Using Biomedical Research to Mitigate the Effects of Climate Change
Climate change is having many clear, detrimental effects: from more-intense hurricanes, widely rampaging wildfires, and record-breaking temperatures to drought, famine, and emerging infectious disease.
But, what effects do we not yet see? What are climate change’s longer term biological effects and how will it affect overall human health in coming decades?
“Huge segments of the world’s population will be at risk if global society cannot learn to anticipate and mitigate climate change’s multifaceted effects on human health,” says Whitehead Institute President and Director Ruth Lehmann. “Unfortunately science is currently hampered by limited knowledge about how increased temperature affects biology and by a lack of biotechnological tools to address detrimental effects. For that reason, Whitehead Institute is helping create the fundamental scientific knowledge and tools necessary to protect human health in the face of this swiftly emerging challenge.”
In 2021, Lehmann launched the Whitehead Initiative on Biology, Health, and Climate Change (WIBHC), a multidisciplinary program that explores the biological and health effects of climate change and that builds the foundations for biomedical and biotech interventions that could help prevent, mitigate, or treat detrimental impacts on human health.
“For more than 40 years, Whitehead Institute has been dedicated to making paradigm-shifting insights into the fundamental principles of life,” reflects Lehmann, who is also professor of biology at Massachusetts Institute of Technology (MIT). “Our climate change work is a natural and important extension of our mission to forge new frontiers in science, uncovering insights today that unlock the potential of tomorrow.”
The WIBHC is pursuing climate change-related investigations in three realms. Projects focusing on Cellular Processes in Extreme Conditions seek to better understand how mammalian cells and organisms adapt to dramatic shifts in temperature and the availability of food and water.

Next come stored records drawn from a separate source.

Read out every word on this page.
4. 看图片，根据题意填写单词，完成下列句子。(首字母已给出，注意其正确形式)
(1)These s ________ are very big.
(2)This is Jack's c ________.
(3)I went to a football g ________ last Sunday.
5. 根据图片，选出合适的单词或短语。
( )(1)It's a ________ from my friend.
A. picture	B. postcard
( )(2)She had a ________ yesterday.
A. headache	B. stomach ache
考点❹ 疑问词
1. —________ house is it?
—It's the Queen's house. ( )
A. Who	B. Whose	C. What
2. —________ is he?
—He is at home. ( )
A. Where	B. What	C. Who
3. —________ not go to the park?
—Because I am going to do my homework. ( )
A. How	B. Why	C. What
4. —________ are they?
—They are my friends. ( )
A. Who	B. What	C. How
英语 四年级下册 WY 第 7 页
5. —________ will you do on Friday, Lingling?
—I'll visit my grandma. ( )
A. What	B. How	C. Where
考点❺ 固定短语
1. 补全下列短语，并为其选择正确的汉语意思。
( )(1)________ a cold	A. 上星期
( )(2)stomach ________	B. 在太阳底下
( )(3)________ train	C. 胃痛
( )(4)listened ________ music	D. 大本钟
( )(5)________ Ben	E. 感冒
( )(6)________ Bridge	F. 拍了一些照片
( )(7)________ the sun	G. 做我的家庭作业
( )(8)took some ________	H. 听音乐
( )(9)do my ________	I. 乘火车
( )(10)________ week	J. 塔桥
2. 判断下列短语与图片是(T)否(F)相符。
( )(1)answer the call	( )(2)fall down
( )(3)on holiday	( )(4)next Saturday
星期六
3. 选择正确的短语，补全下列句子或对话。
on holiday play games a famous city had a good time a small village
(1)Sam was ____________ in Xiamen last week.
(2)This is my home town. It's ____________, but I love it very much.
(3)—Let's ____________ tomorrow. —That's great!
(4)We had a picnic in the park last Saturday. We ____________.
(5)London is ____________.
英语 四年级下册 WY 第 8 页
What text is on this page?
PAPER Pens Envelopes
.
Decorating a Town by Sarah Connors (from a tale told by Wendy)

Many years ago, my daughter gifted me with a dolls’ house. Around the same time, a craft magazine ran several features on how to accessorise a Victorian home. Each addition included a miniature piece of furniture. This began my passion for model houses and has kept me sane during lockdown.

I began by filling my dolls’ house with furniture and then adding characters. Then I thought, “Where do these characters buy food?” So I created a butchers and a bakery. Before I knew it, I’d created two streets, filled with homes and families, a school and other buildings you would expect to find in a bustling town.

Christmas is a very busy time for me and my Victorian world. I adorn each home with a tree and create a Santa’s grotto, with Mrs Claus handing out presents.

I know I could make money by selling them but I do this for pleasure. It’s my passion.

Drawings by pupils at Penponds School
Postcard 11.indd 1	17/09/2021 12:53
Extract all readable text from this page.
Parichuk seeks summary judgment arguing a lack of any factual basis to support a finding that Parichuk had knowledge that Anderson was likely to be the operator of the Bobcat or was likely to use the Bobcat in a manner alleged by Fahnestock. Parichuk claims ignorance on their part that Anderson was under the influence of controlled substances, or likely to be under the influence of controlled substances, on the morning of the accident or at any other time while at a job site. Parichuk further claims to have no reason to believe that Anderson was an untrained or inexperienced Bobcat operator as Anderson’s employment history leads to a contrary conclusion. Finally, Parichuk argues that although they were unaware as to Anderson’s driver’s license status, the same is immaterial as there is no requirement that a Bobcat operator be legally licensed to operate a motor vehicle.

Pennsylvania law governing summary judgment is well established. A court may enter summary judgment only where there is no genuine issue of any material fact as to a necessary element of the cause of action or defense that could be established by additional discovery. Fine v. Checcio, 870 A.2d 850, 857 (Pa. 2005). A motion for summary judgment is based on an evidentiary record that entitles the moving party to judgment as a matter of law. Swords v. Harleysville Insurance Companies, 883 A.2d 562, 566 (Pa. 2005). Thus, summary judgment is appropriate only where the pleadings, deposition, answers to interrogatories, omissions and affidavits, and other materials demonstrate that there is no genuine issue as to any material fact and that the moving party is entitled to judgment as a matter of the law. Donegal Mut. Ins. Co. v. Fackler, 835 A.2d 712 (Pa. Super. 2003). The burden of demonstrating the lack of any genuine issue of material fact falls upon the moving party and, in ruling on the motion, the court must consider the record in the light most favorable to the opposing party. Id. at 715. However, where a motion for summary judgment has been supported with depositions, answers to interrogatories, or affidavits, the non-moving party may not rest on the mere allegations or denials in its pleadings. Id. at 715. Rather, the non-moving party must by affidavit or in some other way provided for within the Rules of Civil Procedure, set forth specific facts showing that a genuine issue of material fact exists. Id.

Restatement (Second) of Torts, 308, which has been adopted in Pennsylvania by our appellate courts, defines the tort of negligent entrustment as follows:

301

Studies addressing Infectious Disease and Climate Change aim to help mitigate the risk to humans from emerging viruses and spreading parasitic infections, and work in Plant Biology aims to create the knowledge and tools necessary to grow climate change-resistant crops and plants capable of helping reduce atmospheric carbon.

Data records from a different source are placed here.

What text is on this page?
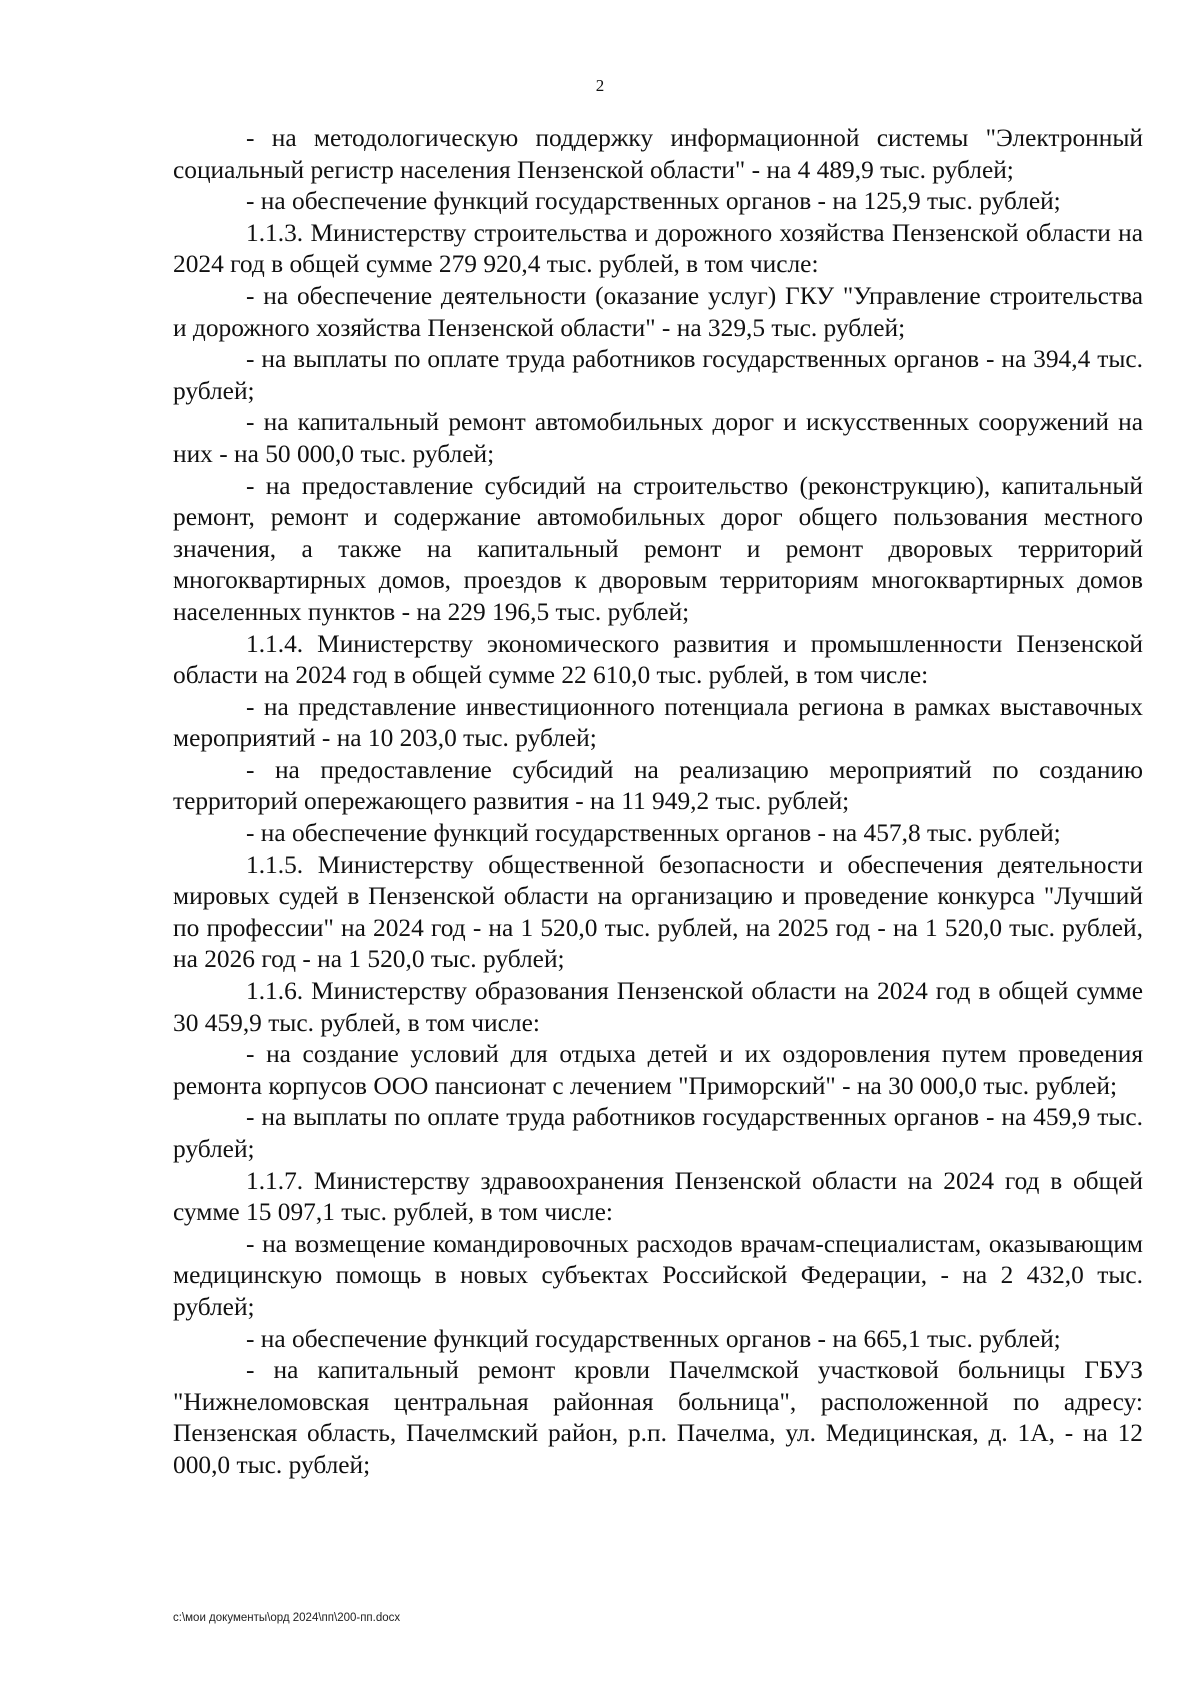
2

- на методологическую поддержку информационной системы "Электронный социальный регистр населения Пензенской области" - на 4 489,9 тыс. рублей;

- на обеспечение функций государственных органов - на 125,9 тыс. рублей;

1.1.3. Министерству строительства и дорожного хозяйства Пензенской области на 2024 год в общей сумме 279 920,4 тыс. рублей, в том числе:

- на обеспечение деятельности (оказание услуг) ГКУ "Управление строительства и дорожного хозяйства Пензенской области" - на 329,5 тыс. рублей;

- на выплаты по оплате труда работников государственных органов - на 394,4 тыс. рублей;

- на капитальный ремонт автомобильных дорог и искусственных сооружений на них - на 50 000,0 тыс. рублей;

- на предоставление субсидий на строительство (реконструкцию), капитальный ремонт, ремонт и содержание автомобильных дорог общего пользования местного значения, а также на капитальный ремонт и ремонт дворовых территорий многоквартирных домов, проездов к дворовым территориям многоквартирных домов населенных пунктов - на 229 196,5 тыс. рублей;

1.1.4. Министерству экономического развития и промышленности Пензенской области на 2024 год в общей сумме 22 610,0 тыс. рублей, в том числе:

- на представление инвестиционного потенциала региона в рамках выставочных мероприятий - на 10 203,0 тыс. рублей;

- на предоставление субсидий на реализацию мероприятий по созданию территорий опережающего развития - на 11 949,2 тыс. рублей;

- на обеспечение функций государственных органов - на 457,8 тыс. рублей;

1.1.5. Министерству общественной безопасности и обеспечения деятельности мировых судей в Пензенской области на организацию и проведение конкурса "Лучший по профессии" на 2024 год - на 1 520,0 тыс. рублей, на 2025 год - на 1 520,0 тыс. рублей, на 2026 год - на 1 520,0 тыс. рублей;

1.1.6. Министерству образования Пензенской области на 2024 год в общей сумме 30 459,9 тыс. рублей, в том числе:

- на создание условий для отдыха детей и их оздоровления путем проведения ремонта корпусов ООО пансионат с лечением "Приморский" - на 30 000,0 тыс. рублей;

- на выплаты по оплате труда работников государственных органов - на 459,9 тыс. рублей;

1.1.7. Министерству здравоохранения Пензенской области на 2024 год в общей сумме 15 097,1 тыс. рублей, в том числе:

- на возмещение командировочных расходов врачам-специалистам, оказывающим медицинскую помощь в новых субъектах Российской Федерации, - на 2 432,0 тыс. рублей;

- на обеспечение функций государственных органов - на 665,1 тыс. рублей;

- на капитальный ремонт кровли Пачелмской участковой больницы ГБУЗ "Нижнеломовская центральная районная больница", расположенной по адресу: Пензенская область, Пачелмский район, р.п. Пачелма, ул. Медицинская, д. 1А, - на 12 000,0 тыс. рублей;

с:\мои документы\орд 2024\пп\200-пп.docx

“As traumatic as the SARS-Cov-2 pandemic experience has been, climate change presents an even more significant threat to human society,” Lehmann observes. “Yet the speed and effectiveness of the bioscience research enterprise’s response to COVID-19 is evidence of both the practical, long-term importance of discovery research and of biomedical science’s collective ability to quickly uncover, translate, and apply new knowledge.

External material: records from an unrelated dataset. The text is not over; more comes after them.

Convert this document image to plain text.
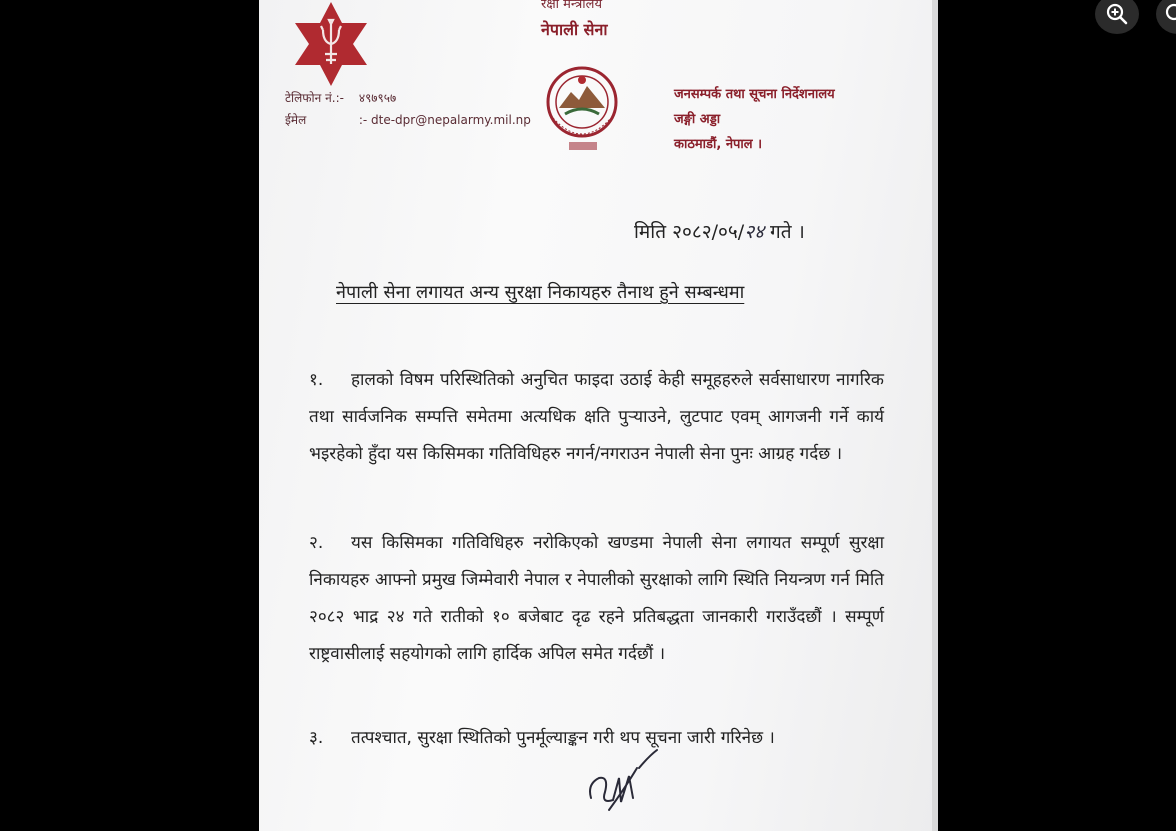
रक्षा मन्त्रालय
नेपाली सेना
टेलिफोन नं.:- ४९७९५७
ईमेल	:- dte-dpr@nepalarmy.mil.np
जनसम्पर्क तथा सूचना निर्देशनालय
जङ्गी अड्डा
काठमाडौं, नेपाल ।
मिति २०८२/०५/२४ गते ।
नेपाली सेना लगायत अन्य सुरक्षा निकायहरु तैनाथ हुने सम्बन्धमा
१. हालको विषम परिस्थितिको अनुचित फाइदा उठाई केही समूहहरुले सर्वसाधारण नागरिक तथा सार्वजनिक सम्पत्ति समेतमा अत्यधिक क्षति पुर्‍याउने, लुटपाट एवम् आगजनी गर्ने कार्य भइरहेको हुँदा यस किसिमका गतिविधिहरु नगर्न/नगराउन नेपाली सेना पुनः आग्रह गर्दछ ।
२. यस किसिमका गतिविधिहरु नरोकिएको खण्डमा नेपाली सेना लगायत सम्पूर्ण सुरक्षा निकायहरु आफ्नो प्रमुख जिम्मेवारी नेपाल र नेपालीको सुरक्षाको लागि स्थिति नियन्त्रण गर्न मिति २०८२ भाद्र २४ गते रातीको १० बजेबाट दृढ रहने प्रतिबद्धता जानकारी गराउँदछौं । सम्पूर्ण राष्ट्रवासीलाई सहयोगको लागि हार्दिक अपिल समेत गर्दछौं ।
३. तत्पश्चात, सुरक्षा स्थितिको पुनर्मूल्याङ्कन गरी थप सूचना जारी गरिनेछ ।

“Overcoming the threats presented by climate change will require a similar but vastly larger collaboration,” she says. “We are determined that Whitehead Institute will play a meaningful role in that collaborative effort as both a catalyst for pioneering projects and a partner in translating our discoveries. We will create and disseminate new knowledge and innovative tools, helping researchers across the globe to drive their work forward.”